Whenever possible, I prefer to leave the skin on vegetables, but boiled beetroot skins are unappetisingly papery. So I transform them into a vivid natural food dye to use in both sweet and savoury dishes by dehydrating them in a single layer in the oven (ideally do this alongside other food to save on energy), before cooling and grinding to an all but imperishable powder.

In fact, the whole beetroot plant is edible, with each separate part nutritious and unique in its own way. The leaves can be cooked like any leafy green, while an abundance of stalks can be turned into a rather special candy. To make it, put the stalks in a small saucepan, measure out enough water just to cover them by half, noting the amount in millilitres, then add the same amount of sugar in grams. Bring to a boil and cook until the sugar has thickened into a soft-crack toffee (ie, when it hits 132-143C). Lift out the pieces of caramelised stalk, arrange them spaced apart on a lined tray and leave to cool and harden. Store in a clean, airtight jar or similar, and use to decorate desserts such as today’s cake.

Beetroot nemesis cake

Inspired by the River Cafe’s iconic chocolate nemesis cake, I came up with this to showcase how delicious beetroot can be in its entirety. As in the River Cafe recipe, this cake is irresistibly chocolatey, but the addition of beetroot gives it a deep, ruby-red colour and intriguing depth of flavour. I first cooked it at a food waste banquet I co-created in 2011, and it’s still a favourite of mine today. At that event, which we called The Forgotten Feast, we transformed a warehouse belonging to FareShare, the UK’s largest food redistribution charity, into a restaurant for the weekend. It was a fun event, and a turning point in my career that led to my focus on sustainability, regenerative agriculture and even this column. That weekend, we saved hundreds of kilos of food from being wasted, and the resources that went into producing it and the proceeds went on to help FareShare save many thousands more meals. It was a life-changing moment that helped me realise that even as individuals we really can make a difference.

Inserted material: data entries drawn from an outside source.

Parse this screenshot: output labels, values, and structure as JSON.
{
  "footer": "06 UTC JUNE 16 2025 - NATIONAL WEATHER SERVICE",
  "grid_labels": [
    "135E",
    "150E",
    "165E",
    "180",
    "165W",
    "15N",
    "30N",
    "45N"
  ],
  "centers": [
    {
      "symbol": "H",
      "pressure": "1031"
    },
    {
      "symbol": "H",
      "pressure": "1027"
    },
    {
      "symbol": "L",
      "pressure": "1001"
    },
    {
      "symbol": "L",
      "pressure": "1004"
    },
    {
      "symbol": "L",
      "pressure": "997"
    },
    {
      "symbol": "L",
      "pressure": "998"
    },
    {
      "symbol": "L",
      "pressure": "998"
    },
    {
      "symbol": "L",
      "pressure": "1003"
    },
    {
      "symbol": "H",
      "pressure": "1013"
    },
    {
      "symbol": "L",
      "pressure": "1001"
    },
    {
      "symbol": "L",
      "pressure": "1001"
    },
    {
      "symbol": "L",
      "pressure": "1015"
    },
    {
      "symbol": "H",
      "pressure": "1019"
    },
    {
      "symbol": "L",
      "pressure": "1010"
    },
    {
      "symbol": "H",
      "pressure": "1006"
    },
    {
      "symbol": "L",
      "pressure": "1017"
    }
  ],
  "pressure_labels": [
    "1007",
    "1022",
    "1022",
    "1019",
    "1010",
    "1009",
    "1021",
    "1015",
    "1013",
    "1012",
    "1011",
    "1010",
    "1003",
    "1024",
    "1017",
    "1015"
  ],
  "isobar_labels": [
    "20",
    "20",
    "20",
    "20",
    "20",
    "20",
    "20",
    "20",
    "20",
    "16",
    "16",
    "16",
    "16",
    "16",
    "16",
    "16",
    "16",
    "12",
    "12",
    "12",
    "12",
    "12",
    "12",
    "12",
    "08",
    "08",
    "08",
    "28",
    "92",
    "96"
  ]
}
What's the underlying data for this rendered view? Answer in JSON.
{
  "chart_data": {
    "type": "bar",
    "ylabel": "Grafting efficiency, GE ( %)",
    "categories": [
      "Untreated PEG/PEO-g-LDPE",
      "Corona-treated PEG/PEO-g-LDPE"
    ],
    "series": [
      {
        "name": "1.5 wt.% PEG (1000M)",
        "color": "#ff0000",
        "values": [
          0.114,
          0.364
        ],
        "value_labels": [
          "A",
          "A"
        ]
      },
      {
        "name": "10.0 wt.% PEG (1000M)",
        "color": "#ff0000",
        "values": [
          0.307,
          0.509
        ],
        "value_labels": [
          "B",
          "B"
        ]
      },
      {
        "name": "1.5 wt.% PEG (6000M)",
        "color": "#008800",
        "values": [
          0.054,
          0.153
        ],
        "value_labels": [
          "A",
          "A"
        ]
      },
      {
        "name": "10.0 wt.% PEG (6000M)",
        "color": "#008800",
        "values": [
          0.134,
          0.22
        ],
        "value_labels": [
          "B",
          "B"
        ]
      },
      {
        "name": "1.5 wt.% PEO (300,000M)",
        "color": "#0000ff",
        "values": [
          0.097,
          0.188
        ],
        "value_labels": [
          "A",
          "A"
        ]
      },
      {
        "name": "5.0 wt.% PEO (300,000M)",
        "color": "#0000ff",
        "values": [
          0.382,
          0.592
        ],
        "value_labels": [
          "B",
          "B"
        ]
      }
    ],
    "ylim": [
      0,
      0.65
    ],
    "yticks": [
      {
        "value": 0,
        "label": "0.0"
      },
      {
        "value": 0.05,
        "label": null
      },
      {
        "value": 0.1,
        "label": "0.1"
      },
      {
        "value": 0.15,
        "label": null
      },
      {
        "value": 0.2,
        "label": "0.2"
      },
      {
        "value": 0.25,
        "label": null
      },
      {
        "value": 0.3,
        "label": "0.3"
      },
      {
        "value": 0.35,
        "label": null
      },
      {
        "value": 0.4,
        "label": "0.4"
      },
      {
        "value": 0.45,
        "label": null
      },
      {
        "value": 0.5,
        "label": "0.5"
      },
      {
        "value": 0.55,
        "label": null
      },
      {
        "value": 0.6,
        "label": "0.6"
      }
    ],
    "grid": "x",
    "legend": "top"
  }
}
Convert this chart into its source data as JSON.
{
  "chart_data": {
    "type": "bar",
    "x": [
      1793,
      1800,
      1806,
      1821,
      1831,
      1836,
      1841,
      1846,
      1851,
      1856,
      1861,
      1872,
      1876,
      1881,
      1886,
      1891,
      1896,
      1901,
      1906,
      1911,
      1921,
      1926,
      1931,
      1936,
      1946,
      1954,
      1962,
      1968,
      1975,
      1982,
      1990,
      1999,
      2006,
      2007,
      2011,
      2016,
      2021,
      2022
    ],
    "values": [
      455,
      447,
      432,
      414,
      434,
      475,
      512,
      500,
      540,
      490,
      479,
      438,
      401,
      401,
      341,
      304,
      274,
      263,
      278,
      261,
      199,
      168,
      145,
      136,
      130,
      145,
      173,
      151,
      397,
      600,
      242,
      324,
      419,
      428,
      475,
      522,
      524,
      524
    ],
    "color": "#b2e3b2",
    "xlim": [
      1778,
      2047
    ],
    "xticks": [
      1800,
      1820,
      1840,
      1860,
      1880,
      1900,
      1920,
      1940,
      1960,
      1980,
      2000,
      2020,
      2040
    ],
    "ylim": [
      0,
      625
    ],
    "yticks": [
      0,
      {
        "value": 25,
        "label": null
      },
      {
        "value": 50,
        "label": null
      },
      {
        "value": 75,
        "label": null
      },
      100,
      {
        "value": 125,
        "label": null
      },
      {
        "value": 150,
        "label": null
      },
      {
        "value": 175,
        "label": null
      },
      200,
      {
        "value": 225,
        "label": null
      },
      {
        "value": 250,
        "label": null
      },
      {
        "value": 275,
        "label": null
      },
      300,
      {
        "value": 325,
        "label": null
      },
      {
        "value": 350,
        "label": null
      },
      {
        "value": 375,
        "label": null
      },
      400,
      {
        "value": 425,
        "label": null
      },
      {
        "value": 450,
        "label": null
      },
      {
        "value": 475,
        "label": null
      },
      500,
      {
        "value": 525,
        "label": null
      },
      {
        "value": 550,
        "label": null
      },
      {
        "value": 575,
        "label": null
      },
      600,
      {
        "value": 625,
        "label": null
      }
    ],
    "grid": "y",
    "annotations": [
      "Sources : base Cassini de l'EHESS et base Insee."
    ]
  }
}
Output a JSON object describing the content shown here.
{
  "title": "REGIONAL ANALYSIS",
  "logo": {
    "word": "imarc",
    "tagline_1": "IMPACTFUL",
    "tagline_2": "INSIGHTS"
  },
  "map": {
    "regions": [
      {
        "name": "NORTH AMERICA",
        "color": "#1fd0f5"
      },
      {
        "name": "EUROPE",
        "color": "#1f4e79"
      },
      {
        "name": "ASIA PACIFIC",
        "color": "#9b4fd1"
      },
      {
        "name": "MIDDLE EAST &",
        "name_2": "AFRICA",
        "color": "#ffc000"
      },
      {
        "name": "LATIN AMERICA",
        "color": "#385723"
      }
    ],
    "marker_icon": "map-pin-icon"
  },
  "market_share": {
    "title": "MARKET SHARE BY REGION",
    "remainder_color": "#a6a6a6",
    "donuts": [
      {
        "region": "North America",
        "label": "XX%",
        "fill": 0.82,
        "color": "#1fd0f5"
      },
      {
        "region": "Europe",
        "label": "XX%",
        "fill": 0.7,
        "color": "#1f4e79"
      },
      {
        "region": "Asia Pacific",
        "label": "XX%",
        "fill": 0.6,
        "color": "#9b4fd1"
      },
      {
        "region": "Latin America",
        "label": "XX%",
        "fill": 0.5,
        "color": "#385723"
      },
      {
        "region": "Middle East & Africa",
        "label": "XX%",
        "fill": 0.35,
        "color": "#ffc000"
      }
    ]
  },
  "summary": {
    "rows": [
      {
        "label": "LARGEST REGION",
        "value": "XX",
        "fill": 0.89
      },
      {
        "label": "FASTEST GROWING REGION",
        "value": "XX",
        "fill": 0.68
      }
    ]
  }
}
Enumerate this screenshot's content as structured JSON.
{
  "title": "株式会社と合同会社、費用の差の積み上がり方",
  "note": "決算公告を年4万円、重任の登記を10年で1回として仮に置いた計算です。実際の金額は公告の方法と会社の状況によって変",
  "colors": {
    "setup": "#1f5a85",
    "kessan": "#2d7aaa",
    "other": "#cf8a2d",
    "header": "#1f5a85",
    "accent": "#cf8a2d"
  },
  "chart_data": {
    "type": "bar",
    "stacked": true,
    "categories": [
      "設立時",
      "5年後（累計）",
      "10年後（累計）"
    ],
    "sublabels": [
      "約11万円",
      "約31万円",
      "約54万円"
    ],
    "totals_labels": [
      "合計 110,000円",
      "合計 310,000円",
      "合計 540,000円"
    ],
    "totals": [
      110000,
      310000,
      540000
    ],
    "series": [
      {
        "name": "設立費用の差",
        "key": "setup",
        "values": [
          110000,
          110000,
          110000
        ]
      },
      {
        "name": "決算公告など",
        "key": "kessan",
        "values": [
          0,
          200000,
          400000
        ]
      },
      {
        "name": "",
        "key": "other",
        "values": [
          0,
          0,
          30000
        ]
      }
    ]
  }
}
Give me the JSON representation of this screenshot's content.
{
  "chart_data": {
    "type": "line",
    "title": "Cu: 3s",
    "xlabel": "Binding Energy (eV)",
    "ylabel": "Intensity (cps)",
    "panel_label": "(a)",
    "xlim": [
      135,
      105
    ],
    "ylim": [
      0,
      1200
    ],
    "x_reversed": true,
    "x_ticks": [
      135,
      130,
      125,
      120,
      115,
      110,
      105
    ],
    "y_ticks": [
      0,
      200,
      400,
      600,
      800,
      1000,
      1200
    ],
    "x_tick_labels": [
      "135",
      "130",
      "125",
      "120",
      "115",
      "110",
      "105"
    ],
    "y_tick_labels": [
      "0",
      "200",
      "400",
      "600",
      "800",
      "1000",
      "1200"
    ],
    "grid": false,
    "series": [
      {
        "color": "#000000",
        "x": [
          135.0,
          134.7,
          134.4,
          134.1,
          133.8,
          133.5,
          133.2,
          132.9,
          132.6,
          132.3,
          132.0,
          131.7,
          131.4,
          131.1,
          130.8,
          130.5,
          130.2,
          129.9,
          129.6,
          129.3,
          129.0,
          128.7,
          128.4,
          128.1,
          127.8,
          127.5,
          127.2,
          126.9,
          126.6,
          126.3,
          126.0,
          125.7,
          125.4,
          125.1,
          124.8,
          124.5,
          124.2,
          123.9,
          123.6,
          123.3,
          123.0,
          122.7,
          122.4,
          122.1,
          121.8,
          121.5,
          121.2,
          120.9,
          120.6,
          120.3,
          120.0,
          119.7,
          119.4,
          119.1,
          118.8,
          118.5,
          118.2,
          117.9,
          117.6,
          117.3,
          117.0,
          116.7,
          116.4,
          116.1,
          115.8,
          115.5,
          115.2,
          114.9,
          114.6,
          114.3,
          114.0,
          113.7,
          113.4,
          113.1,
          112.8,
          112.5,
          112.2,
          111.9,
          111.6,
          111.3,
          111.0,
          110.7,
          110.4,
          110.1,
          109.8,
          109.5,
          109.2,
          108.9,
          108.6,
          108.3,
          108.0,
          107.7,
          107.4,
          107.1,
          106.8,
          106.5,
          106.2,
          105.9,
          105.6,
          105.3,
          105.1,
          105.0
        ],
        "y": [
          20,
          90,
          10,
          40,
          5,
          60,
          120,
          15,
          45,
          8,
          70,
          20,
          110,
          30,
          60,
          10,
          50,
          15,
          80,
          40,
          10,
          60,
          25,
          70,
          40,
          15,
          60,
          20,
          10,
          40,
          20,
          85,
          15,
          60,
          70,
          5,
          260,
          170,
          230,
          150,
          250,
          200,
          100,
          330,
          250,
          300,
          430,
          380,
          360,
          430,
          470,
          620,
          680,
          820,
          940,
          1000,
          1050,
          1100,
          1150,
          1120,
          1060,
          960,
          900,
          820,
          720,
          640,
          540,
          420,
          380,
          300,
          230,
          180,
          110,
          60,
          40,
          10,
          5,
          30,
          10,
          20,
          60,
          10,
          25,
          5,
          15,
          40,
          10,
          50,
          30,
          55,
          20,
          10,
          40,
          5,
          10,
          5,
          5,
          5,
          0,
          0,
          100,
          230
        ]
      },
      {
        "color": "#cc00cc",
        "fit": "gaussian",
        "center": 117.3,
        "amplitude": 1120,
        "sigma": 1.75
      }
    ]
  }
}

Enjoy this cake with or without the beetroot skin powder and candied stalks: it’s decadent, rich and comforting either way. It keeps really well in the fridge, so is a great cake to make in advance for dinner parties. It sets well overnight and cuts best when cold. It’s very rich and sweet, so serve in small portions with thick yoghurt or creme fraiche to cut the sweetness.

Serves 10

180g dark chocolate
125g butter
3 large eggs
150g unrefined sugar
150g boiled beetroot

To serve (all optional)
Thick yoghurt or creme fraiche, beetroot skin powder, candied beetroot stalks

Line a 20cm round tin with greaseproof paper. Put the lined tin inside a larger tray in which it can sit comfortably, to make a bain-marie. In a bowl set over a pan of hot but not boiling water, melt together the chocolate and butter. Meanwhile, in a second bowl, whisk the eggs and sugar for five to 10 minutes, until doubled in volume. Puree the beetroot in a blender, fold this into the melted chocolate mix, then fold the lot into the whisked eggs.

Pour into the lined cake tin, then transfer it, still inside the larger tray, to a 170C (150C fan)/325F/gas 3 oven, and fill the outer tray with enough boiling water to come three-quarters of the way up the sides of the cake tin. Bake for about 30 minutes, until just set, then remove, leave to cool and refrigerate.

Cut into small wedges and serve dusted with a pinch of beetroot skin powder, topd with a few candied beetroot stalks and accompanied by a large dollop of yoghurt or creme fraiche.